Avoir peur de la chute en escalade est une émotion normale qui s'accompagne d'une prise de conscience des risques auxquels nous expose cette activité. Dans un premier temps, on a surtout peur de se faire mal en tombant ou on craint la réaction de son compagnon de cordée. En escalade sportive, maîtriser les risques d'une chute s'apprend, non pas en évitant le vol mais en l'intégrant dans la discipline et dans la performance. Pour se libérer de la peur de tomber, il ne suffit pas simplement d'être courageux, combatif ou casse cou. L'acceptation de la chute relève d'abord de notre capacité à y faire face et à en limiter le risque d'accident.
Quand on est débutant ou que l'on a peu de bagage en falaise, tomber n'est pas naturel et il faut passer par différentes étapes d'apprentissage pour s'engager dans une voie en sécurité. Chez d'autres grimpeurs plus expérimentés, la peur du vol est toujours présente jusqu'à gâcher leur plaisir de l'escalade et freiner leur progression. Puis, la peur de tomber en escalade n'est pas seulement une émotion négative et peut être un moteur pour progresser. Elle est souvent liée à plusieurs envies qui révèlent des aspects profonds de la pratique de ce sport.
SOMMAIRE
1. L'envie d'agir en sécurité
"En vous entraînant à tomber, vous apprenez à distinguer vos véritables préoccupations de vos peurs fantômes et vous renforcez votre compréhension des conséquences que peut avoir une chute. Vous apprenez aussi à tomber, réduisant ainsi, sans toutefois la supprimer complètement, la probabilité de vous blesser à la suite d'une chute "ordinaire".
Arno Ilgner - La voie des guerriers du rocher.
N'avoir jamais chuté en escalade peut entraîner une appréhension au-delà de la réalité d'une expérience de vol. Grimper en tête en pensant à la possibilité de se faire mal est une sensation insécurisante. C'est difficile au début de concevoir que son corps puisse être projeté dans le vide et que l'impact de la chute puisse être sans danger. Il y a donc une étape de familiarisation avec la chute qui passe par un apprentissage sur le terrain en présence d'une personne plus expérimentée que soi ou d'un professionnel.

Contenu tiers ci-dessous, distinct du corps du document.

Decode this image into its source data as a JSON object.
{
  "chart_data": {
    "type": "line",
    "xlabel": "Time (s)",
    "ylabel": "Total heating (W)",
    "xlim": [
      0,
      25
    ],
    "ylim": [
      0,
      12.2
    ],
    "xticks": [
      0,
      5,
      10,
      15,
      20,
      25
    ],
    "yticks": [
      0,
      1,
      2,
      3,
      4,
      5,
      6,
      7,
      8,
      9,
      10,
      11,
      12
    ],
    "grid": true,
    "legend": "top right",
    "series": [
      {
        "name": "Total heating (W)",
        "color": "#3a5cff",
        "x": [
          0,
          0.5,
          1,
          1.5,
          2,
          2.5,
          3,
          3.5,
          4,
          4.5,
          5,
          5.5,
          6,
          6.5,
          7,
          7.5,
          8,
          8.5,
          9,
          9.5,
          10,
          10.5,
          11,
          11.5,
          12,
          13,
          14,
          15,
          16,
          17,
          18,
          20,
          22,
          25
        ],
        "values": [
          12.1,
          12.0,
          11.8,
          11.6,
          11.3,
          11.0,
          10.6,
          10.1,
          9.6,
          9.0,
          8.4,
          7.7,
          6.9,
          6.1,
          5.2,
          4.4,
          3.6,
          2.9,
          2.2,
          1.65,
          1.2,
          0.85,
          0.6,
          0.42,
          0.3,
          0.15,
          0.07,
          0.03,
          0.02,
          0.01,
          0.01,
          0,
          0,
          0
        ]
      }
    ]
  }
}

Quels sont donc les points clés pour s'entraîner à prendre un vol en sécurité ?
Tout d'abord, checker son matériel, faire un nœud en bout de corde et se vérifier mutuellement sont des réflexes à adopter immanquablement.
La toute première étape de la chute se teste à travers l'escalade en moulinette :
Expérimenter la chute en moulinette autant du côté de celui qui grimpe comme de celui qui assure est une première phase à ne pas sous estimer. Par exemple en salle, dans un léger dévers sur toutes prises confondues, fixez-vous comme objectif d'utiliser le moins de prises possibles pour les mains. Après le troisième point d'ancrage seulement (pour éviter un retour au sol), votre assureur vous donne un peu plus de mou. Vous grimpez avec la corde qui est plus relâchée. Dans cet exercice, vous réaliserez donc des mouvements plus aléatoires où vous risquerez de tomber. Vous découvrirez alors cette première sensation de rebond de votre corps suspendu dans la corde. Le but étant qu'au moment de la chute, vous ne demandiez surtout pas à votre assureur de vous reprendre plus sec.

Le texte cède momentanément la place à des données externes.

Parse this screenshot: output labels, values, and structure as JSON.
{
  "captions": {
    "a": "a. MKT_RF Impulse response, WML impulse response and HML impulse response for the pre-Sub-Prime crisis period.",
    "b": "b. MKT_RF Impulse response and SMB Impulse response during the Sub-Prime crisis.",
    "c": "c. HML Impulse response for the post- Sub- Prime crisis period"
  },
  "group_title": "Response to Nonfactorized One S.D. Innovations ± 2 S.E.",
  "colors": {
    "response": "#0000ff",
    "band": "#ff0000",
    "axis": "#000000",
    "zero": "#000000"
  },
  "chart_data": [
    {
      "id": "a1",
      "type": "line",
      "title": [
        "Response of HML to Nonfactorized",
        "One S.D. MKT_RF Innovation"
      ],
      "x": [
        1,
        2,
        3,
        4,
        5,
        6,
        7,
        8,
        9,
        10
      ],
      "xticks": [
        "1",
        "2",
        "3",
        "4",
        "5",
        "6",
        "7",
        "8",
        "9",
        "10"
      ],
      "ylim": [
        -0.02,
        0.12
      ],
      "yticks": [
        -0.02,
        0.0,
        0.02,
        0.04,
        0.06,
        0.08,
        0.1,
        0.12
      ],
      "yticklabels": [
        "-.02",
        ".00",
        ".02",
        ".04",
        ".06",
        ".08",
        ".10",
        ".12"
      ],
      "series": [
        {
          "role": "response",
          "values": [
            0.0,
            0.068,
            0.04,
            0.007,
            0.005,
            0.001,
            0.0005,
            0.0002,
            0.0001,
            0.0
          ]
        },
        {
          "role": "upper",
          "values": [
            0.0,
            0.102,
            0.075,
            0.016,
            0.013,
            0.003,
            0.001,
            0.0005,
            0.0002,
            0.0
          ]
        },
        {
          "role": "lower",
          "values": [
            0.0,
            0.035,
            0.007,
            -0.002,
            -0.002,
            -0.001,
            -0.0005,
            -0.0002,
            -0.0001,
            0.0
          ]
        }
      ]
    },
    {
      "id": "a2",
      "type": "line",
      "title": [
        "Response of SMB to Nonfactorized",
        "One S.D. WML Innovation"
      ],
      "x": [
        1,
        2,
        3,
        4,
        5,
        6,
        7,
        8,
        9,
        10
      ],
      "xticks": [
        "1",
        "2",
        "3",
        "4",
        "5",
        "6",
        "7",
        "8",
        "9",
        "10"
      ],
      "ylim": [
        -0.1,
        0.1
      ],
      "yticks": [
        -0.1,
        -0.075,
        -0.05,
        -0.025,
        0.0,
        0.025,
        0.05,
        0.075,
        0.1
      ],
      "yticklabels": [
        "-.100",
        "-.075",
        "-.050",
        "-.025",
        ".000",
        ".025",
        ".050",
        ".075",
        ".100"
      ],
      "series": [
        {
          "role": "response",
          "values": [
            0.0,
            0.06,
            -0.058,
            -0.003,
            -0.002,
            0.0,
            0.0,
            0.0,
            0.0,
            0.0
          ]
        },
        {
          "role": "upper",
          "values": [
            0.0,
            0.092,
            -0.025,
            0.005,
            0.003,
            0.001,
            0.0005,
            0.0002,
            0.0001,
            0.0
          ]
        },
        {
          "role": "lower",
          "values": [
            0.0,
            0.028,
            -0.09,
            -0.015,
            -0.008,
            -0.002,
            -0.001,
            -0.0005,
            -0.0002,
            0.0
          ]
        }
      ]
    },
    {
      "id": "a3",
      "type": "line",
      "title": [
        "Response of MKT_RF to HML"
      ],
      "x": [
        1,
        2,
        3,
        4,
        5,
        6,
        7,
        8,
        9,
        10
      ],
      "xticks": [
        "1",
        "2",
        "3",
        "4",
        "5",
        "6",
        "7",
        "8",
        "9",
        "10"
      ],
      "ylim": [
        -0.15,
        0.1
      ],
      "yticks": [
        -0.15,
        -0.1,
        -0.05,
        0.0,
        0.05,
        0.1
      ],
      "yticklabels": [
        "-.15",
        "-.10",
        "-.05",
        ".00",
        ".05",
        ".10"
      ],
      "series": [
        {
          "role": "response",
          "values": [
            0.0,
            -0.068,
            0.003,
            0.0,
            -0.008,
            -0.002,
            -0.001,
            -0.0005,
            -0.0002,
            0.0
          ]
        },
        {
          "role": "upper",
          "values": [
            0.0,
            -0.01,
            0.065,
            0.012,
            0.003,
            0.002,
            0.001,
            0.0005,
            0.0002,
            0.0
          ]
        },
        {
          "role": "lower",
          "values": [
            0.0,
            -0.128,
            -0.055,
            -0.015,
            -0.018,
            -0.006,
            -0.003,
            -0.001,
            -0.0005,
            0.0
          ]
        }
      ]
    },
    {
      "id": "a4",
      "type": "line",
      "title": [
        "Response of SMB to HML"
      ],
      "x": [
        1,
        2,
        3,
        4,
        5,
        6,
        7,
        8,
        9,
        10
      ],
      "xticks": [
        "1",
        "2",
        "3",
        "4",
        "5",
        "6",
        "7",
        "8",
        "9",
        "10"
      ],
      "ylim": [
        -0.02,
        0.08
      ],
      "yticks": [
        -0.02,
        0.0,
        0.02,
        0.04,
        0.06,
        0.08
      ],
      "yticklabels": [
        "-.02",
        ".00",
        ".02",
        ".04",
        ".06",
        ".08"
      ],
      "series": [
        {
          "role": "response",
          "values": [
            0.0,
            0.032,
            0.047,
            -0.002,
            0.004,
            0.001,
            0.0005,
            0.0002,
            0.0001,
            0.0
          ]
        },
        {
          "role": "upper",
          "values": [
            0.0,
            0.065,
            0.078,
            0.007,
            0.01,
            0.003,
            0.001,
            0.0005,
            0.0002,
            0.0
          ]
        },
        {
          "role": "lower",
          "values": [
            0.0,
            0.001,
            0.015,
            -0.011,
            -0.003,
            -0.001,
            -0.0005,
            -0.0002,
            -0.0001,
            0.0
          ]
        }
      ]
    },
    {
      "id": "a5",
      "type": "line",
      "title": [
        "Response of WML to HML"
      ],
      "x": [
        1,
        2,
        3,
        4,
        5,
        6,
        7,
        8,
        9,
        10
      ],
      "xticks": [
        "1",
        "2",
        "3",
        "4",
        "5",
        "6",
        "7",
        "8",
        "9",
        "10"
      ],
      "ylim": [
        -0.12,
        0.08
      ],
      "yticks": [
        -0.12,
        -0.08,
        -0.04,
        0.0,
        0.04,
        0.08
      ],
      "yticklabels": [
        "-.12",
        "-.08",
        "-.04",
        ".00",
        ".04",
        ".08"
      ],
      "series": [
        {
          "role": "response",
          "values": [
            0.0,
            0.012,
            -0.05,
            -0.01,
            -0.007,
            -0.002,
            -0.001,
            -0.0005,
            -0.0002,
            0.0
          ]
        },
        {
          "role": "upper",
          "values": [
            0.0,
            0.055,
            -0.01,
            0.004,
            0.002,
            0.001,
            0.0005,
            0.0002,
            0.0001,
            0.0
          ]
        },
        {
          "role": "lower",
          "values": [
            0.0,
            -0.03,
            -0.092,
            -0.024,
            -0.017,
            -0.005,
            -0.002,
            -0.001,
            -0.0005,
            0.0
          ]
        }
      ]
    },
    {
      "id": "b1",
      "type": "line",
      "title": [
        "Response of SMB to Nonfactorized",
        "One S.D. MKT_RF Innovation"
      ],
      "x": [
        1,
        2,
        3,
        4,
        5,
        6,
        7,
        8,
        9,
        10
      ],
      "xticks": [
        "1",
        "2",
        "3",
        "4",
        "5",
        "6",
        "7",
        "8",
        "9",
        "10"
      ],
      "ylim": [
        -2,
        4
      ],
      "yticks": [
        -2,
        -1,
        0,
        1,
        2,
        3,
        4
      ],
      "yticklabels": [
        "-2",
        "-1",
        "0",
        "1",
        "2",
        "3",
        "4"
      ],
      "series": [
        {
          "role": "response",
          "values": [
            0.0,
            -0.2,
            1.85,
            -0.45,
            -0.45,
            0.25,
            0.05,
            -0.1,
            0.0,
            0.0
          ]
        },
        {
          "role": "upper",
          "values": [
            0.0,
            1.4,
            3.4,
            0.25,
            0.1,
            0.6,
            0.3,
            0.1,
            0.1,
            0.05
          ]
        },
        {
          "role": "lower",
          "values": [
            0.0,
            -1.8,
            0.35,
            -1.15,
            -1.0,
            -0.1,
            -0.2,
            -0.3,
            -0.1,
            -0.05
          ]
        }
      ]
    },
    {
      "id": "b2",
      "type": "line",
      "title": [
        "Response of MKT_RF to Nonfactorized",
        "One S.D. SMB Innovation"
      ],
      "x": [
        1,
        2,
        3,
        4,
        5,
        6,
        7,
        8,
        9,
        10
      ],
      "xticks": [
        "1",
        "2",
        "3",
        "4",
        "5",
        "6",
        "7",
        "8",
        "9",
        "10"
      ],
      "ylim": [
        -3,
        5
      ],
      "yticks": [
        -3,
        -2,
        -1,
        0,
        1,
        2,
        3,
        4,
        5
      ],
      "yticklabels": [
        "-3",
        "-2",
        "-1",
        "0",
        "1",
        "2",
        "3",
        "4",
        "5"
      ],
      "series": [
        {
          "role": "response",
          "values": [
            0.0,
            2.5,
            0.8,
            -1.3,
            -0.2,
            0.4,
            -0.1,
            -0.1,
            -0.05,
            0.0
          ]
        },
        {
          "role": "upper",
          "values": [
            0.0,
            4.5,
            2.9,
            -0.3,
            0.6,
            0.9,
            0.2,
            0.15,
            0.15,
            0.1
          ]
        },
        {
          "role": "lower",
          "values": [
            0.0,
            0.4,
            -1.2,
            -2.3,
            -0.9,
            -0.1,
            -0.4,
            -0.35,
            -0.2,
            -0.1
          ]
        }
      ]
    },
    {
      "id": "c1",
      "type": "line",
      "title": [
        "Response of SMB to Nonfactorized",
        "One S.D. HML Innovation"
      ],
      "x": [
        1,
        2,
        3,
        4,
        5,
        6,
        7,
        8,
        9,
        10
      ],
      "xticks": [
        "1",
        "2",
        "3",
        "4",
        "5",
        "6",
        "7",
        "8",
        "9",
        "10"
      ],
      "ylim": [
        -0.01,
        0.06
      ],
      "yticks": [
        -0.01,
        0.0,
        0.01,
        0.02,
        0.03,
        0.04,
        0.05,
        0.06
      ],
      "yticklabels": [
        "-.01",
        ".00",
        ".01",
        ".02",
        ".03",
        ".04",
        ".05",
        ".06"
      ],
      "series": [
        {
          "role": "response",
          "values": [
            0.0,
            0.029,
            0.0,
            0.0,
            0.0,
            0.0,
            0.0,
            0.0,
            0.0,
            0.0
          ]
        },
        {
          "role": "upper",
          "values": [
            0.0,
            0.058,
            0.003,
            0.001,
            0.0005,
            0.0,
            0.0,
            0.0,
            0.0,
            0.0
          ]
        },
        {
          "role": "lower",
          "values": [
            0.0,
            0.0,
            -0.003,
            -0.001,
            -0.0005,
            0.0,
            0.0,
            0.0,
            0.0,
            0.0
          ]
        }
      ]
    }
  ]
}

Débutants dans l'escalade en tête, commencez par des micros-chutes :
Après avoir clippé la troisième dégaine, laissez-vous volontairement tomber juste un peu au-dessus du point d'ancrage, puis augmentez progressivement la hauteur de chute jusqu'au clippage suivant. Pour créer une relation de confiance avec votre assureur, entraînez-vous à faire des chutes prévisibles en l'avertissant et imprévisibles pour renforcer sa vigilance et sa réactivité. Ces chutes inattendues correspondent à des situations fréquemment rencontrées en falaise en zippant ou bien en cassant une prise.
Grimpeurs plus réguliers et réticents à prendre un vol, continuez d'assurer des chutes de temps en temps.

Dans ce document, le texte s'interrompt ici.